全株式の売買が終日出来なくなるのは、1999(平成11)年に取引が人を介して売買する『場立ち』からコンピュータシステム取引に移行して以来、初めての事態であります。証券取引所がシステム障害で、終日取引出来なくなるのはシンガポール取引所などでは発生したが、先進国では異例だ。国際金融センター構想を東京が掲げても、インフラに不安を残すようではその道はおぼつかない。
東証はこの日、午前7時4分に相場情報を伝えるシステムを支える一部装置で故障が発生した。2つある装置の1つが故障し、バックアップ用の2台目システムへの切り替えも上手く行かなかった。証券会社のシステムダウンは、金融機関のそれと同様、被害は想像を絶するモノがあり、必ずバックアップされていて、イザの時にはこれが正常に機能するようにつくられているはずだ。
東証では通常、日本株売買3分の2を海外投資家が占めており、あわせて毎日約3兆円の取引がなされて、この売買機会が失われたことになります。日本での出来事が、世界へ影響を与えたことになります。外部からのサイバー攻撃の形跡は、見られないとしている。単なる故障事故のようだが、2連休明けのシステムダウンは、今後この業界らに深刻な影響を与えるだろう。
東証の取引停止を受け、東証と同じシステムを利用している名古屋、札幌、福岡の各証券取引所も取引を停止した。
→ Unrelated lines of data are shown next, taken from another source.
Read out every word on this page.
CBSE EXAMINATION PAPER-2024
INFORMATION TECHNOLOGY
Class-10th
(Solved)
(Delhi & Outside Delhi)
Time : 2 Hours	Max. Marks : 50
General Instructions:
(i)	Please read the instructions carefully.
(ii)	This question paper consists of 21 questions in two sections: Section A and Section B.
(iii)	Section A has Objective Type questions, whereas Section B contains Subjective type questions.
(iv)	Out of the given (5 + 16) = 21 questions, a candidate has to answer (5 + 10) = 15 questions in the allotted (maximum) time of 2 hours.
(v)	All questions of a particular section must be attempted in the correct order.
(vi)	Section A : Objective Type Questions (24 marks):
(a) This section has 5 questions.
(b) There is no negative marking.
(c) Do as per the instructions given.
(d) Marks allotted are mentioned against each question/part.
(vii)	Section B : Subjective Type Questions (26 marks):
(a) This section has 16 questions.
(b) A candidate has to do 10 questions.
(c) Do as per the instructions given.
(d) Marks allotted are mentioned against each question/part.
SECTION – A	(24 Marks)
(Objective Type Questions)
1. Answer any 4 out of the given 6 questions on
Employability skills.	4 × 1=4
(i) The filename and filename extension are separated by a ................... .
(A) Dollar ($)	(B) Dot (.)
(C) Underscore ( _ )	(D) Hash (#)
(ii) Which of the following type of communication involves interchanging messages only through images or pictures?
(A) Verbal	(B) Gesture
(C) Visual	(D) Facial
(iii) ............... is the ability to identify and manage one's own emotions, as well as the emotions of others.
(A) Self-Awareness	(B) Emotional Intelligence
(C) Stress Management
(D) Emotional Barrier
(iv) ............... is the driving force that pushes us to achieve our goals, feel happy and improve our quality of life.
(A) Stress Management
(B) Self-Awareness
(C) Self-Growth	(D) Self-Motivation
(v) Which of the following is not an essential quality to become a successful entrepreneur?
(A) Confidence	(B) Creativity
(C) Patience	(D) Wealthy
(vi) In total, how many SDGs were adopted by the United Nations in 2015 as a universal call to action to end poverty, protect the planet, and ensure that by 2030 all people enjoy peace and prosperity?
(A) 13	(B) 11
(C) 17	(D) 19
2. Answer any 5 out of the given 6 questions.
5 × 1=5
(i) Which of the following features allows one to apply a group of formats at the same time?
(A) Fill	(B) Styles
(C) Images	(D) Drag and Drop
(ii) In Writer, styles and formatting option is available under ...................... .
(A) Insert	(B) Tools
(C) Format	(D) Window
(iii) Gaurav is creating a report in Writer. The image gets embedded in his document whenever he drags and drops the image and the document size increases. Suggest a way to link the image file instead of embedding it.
東証は13年に大阪取引所(旧大阪証券取引所)と経営統合し、大阪から上場企業約1100社を引き継いでいる。日本株の売買をほぼ独占し、上場企業の時価総額は世界3位となっている。
2010年にはシステムを刷新し、注文の処理速度を大幅に高速化。世界各市場で広がる超高速取引業者のニーズに対応出来るようにした。このように安定した収益を背景に、システムの高速化を進めてきたが、耐久性は十分に高められなかった。投資家の信頼を回復しなければマネーを呼び込めず、世界の市場間競争からも劣後しかねない。
取引の電子化は、システム障害と隣り合わせだ。今回ほど大規模ではないが、東証は10年のシステム刷新後、12年と18年に障害を起こしている。米国でも13年にナスダック証券取引所、15年にニューヨーク証券取引所でトラブルが起きるなど、海外の主要取引所でもシステム障害は決して珍しいことではないようだ。
だが米欧では、どこかの取引所がシステム障害を起こして売買を停止しても、今回の日本のように市場全体が機能不全に陥ることは少ない。複数市場に取引が分散しており、すぐに別の市場に投資家の注文が流れる仕組みが出来ている。『デジタル庁』の創設も言われるこの時、産官力を合わせて事故防止と、発展的解決策を急いで欲しいものだ。デジタル戦略は、国土の大小資源の多寡を問わない。